As for people 'screaming', there are folk in positions of authority who are very practiced at deflecting people. They do not if they can help it utter a candid word. Civil discussion with such people is a non-starter. Whether the public officials in question are this type I cannot say; you are familiar with the type because this type is abnormally common among the clergy. Lawyers may be able to mess with their heads enough in a civil manner to get them to say something forthright, but ordinary people are left with the Morton Downey method: get them upset and off-balance and then they tell you what they really think.


I am not sure how many papers have been submitted to journals on medical bankruptcy. In the one I have seen referred to in fora such as these (and which I have read), the subfraction of their sample the authors classified as 'medically bankrupt' had $18,000 in unpaid medical bills out of $180,000 of total liabilities.

About 15% of the population is uninsured, a figure which has been stable for a generation. Some portion of these are eligible for Medicaid but have not enrolled and some portion are illegal aliens.

You complain about how uninformed people are. The thing is, only about a quarter of the population pays much attention to public affairs. Public discussion is bound to be messy for this reason alone. Another problem is that the legislation itself is hopeless. It is quite impossible for anyone to be well-informed. Even schematic representations of the institutional infrastructure and options created by the legislation are hopelessly rococo. You can expect people to listen to the President and Henry Waxman and just give them what they want; that expectation would be unreasonable, even if these two men were all that trustworthy.

I should note in this context that Singapore has had (by many accounts) a fairly successful run with a system which conjoined public insurance (over a high deductaible) with medical savings accounts funded through payroll deductions. Economy in the delivery of medical care is achieved in part by interactions between physicians and patients for whom costs are transparent (as they were in this country prior to 1942). Why do you suppose the president did not propose that?

Laura Toepfer said...

Art Deco,

I respect that you hold a different opinion and that from the sources you have seen you come to different conclusions from the ones I have drawn from the sources I know.

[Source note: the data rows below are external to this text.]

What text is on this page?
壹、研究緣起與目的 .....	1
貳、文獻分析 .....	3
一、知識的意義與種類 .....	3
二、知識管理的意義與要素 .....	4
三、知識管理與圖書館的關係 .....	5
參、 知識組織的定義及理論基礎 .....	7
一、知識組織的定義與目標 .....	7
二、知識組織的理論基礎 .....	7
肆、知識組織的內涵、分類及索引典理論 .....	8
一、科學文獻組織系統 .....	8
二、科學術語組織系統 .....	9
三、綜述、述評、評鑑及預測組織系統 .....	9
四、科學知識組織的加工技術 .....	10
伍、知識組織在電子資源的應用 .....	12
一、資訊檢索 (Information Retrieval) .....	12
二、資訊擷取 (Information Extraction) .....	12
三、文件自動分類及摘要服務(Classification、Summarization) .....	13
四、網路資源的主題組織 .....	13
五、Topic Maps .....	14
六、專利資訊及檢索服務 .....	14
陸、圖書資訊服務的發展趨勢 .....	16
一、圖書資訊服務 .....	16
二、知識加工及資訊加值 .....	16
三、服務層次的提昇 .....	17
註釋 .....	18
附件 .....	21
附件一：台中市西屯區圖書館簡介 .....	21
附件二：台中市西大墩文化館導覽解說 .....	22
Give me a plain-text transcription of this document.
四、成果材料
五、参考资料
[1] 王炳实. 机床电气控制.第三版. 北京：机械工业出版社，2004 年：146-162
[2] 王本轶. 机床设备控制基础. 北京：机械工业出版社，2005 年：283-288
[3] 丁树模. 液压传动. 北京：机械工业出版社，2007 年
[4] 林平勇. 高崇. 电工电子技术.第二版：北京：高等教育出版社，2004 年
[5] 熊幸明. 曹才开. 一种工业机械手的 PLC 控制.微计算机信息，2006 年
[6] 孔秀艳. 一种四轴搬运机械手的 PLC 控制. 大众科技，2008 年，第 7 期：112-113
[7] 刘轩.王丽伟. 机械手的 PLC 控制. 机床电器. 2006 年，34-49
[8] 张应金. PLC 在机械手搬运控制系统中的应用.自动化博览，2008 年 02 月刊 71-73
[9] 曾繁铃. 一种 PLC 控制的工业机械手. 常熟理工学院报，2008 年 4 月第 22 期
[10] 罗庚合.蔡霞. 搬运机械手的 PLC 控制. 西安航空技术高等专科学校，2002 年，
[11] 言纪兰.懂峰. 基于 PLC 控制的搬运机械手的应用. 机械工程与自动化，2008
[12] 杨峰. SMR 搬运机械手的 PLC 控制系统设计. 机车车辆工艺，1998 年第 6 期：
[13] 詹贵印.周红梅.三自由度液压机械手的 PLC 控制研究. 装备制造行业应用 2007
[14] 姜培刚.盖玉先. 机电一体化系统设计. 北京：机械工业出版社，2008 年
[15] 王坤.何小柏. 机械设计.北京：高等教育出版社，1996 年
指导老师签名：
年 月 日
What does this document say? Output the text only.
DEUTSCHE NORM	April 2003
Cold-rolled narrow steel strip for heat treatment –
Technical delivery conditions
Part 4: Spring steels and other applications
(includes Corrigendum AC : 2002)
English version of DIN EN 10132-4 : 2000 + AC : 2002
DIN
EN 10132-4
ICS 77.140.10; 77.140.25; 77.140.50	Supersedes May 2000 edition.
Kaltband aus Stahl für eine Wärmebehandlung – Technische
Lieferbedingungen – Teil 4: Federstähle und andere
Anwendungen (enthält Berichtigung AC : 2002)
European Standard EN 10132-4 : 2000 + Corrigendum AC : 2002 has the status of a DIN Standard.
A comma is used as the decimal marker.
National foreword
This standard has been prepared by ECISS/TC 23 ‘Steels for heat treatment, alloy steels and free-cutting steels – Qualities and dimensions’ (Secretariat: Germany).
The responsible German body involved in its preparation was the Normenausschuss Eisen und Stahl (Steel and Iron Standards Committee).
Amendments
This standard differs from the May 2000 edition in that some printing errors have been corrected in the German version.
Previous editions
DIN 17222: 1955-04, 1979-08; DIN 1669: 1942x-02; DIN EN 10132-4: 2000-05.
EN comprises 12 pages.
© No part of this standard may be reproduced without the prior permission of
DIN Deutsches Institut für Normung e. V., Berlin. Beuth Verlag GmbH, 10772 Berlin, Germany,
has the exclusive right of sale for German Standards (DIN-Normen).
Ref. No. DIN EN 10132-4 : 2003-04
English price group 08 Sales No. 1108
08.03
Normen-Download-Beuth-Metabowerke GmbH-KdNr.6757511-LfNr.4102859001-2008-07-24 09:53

I'm writing this only to say that, again, I'm amazed and flattered you would bother to comment on my little blog. This is not a forum where I'm going to spend a lot of time on comments other than acknowledging their presence and sticking to the initial entry I write. What you are writing about has gone--not far afield, but away from the original intent of what I thought was a rather innocuous posting.

Thank you again, and I hope you can find a place where you can engage fully in this meaty debate.